Publié le 12 novembre 1996

Au vu des dérives de la coopération militaire franco-africaine, la question de la suppression de ce type de coopération pourrait se poser, ou au moins celle de ses outils les plus visibles comme les bases permanentes.

Mais cette question débouche vite sur une autre : la coopération militaire française, en se retirant ou en voulant respecter certains principes, ne laisserait-elle pas la place à d’autres, qui en profiteraient pour grignoter la chasse gardée de la France ? Déjà, devant le refus français de financer une garde présidentielle " loyale " au président congolais Lissouba, c’est Israël qui a accepté de former cette milice. Au prix fort : 49 millions de dollars pour cinq anciens agents du Mossad (109).
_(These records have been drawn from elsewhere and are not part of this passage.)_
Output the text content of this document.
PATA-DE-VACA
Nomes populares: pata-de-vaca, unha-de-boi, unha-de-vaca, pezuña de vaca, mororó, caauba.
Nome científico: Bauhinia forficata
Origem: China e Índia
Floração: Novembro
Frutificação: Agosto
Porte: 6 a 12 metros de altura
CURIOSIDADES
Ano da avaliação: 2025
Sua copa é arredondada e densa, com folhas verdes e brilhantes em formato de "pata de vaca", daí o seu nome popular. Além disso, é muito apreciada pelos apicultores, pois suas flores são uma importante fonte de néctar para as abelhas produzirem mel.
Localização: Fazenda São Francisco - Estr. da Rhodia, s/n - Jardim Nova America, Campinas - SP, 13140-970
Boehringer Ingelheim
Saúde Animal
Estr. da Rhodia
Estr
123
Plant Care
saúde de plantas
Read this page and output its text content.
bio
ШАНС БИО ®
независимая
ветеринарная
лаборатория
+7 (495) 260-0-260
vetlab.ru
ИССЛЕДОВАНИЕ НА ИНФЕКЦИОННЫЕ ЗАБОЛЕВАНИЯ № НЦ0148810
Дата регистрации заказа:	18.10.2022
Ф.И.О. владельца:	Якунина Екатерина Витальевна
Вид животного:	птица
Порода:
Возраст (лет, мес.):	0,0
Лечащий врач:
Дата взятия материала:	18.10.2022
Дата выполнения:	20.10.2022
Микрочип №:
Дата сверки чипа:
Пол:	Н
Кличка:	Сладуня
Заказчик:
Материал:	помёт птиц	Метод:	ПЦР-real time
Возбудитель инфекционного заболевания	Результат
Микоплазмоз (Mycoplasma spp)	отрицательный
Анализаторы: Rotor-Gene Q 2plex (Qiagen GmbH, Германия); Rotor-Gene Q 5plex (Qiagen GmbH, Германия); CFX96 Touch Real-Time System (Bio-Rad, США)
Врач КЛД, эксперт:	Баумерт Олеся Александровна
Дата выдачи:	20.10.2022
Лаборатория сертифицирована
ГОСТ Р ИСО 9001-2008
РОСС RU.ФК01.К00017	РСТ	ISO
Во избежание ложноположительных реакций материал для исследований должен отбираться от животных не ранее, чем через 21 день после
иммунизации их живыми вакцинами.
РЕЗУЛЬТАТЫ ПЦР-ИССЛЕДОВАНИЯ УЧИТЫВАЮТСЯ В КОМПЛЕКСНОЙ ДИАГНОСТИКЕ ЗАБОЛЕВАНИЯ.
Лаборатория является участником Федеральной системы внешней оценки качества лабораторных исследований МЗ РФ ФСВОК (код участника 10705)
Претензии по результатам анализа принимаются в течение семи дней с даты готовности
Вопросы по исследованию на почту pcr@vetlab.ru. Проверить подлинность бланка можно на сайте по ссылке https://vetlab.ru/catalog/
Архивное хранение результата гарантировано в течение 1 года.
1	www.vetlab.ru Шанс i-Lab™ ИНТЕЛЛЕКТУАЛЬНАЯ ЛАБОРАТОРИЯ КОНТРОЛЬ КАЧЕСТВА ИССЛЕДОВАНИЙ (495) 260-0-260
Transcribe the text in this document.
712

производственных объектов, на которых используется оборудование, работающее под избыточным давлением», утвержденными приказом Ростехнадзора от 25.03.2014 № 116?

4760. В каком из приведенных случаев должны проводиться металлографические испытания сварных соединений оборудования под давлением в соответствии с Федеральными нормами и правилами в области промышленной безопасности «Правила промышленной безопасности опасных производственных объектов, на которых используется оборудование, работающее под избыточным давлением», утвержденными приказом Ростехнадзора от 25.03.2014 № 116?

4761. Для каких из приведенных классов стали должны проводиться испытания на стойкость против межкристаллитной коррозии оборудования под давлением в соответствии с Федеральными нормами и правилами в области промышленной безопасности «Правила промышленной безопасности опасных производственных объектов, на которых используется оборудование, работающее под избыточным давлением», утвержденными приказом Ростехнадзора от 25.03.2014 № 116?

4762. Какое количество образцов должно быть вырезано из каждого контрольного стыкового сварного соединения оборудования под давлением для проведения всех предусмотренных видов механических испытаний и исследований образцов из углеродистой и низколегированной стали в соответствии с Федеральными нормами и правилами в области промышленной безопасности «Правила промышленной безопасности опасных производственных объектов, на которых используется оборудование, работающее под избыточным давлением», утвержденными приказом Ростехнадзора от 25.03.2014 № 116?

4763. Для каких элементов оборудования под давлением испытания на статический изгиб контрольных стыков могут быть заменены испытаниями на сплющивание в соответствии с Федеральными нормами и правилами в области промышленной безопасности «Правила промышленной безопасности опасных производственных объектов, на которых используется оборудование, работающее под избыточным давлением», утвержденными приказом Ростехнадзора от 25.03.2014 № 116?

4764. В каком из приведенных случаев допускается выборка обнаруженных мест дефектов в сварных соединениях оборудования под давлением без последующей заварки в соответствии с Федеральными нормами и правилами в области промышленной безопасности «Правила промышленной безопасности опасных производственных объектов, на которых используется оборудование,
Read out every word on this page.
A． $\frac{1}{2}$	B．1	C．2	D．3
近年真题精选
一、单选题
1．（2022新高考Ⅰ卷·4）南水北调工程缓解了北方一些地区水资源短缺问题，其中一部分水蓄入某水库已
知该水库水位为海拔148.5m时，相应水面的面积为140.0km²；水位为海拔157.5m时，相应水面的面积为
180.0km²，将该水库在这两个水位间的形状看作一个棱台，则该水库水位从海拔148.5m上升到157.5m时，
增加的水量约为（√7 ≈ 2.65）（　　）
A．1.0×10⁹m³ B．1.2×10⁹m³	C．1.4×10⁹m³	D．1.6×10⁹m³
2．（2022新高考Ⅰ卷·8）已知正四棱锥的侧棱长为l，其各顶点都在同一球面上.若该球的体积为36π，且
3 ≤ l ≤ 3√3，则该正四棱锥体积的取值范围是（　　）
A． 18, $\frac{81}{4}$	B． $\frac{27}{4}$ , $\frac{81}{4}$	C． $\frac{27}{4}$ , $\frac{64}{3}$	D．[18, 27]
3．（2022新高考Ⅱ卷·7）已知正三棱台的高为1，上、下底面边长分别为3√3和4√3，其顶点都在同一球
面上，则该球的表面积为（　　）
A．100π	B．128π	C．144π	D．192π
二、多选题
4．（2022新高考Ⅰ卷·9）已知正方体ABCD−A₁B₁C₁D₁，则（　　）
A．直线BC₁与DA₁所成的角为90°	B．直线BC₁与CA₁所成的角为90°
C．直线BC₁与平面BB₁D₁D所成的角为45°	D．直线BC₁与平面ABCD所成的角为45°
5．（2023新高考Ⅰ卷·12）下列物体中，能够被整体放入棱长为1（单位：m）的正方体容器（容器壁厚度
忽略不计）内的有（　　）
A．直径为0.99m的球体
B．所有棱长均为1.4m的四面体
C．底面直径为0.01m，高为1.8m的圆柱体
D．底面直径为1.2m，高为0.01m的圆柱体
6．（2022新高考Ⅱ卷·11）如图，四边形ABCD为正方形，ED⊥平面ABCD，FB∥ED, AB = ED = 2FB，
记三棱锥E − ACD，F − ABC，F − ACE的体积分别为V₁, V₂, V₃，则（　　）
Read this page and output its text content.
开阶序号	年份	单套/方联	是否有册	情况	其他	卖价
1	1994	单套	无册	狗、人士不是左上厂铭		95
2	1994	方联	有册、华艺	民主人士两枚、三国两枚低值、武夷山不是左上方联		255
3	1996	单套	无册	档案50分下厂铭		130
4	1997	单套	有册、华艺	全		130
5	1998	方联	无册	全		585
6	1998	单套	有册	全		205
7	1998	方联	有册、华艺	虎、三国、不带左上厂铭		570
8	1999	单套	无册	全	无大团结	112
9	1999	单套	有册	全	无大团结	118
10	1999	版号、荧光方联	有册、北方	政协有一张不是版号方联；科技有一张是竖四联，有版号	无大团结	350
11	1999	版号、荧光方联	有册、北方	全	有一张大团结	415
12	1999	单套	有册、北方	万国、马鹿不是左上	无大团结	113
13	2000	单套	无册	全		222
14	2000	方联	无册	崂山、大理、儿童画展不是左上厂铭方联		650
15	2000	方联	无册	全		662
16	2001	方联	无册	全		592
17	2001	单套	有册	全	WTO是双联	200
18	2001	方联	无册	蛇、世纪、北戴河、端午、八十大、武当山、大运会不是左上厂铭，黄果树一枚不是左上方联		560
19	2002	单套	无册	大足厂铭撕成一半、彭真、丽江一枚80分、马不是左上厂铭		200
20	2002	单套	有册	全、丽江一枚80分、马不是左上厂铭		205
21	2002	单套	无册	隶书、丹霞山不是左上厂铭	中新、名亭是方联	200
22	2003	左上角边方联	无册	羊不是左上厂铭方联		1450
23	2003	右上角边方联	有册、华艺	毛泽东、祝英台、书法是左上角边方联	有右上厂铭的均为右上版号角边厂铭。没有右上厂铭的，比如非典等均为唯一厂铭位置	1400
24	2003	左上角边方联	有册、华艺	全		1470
De plus en plus d’Etats africains créent des liens avec Israël, d’Idriss Deby (Tchad), menacé par son voisin arabe du Nord, au Cameroun, au Zaïre, au Gabon, en passant par les pays sahéliens à dominante musulmane, comme le Sénégal, le Niger, la Mauritanie, voire même le Soudan ! Il convient de noter cependant qu’à part Israël (et parfois la Chine), aucun pays ne se précipite pour appuyer militairement ces régimes. Faut-il comprendre cela comme un lâchage de l’Afrique ? N’est-ce pas aussi que ces régimes sont indéfendables ? Le lâchage de l’Afrique affecte d’ailleurs beaucoup plus ses habitants que ses dirigeants.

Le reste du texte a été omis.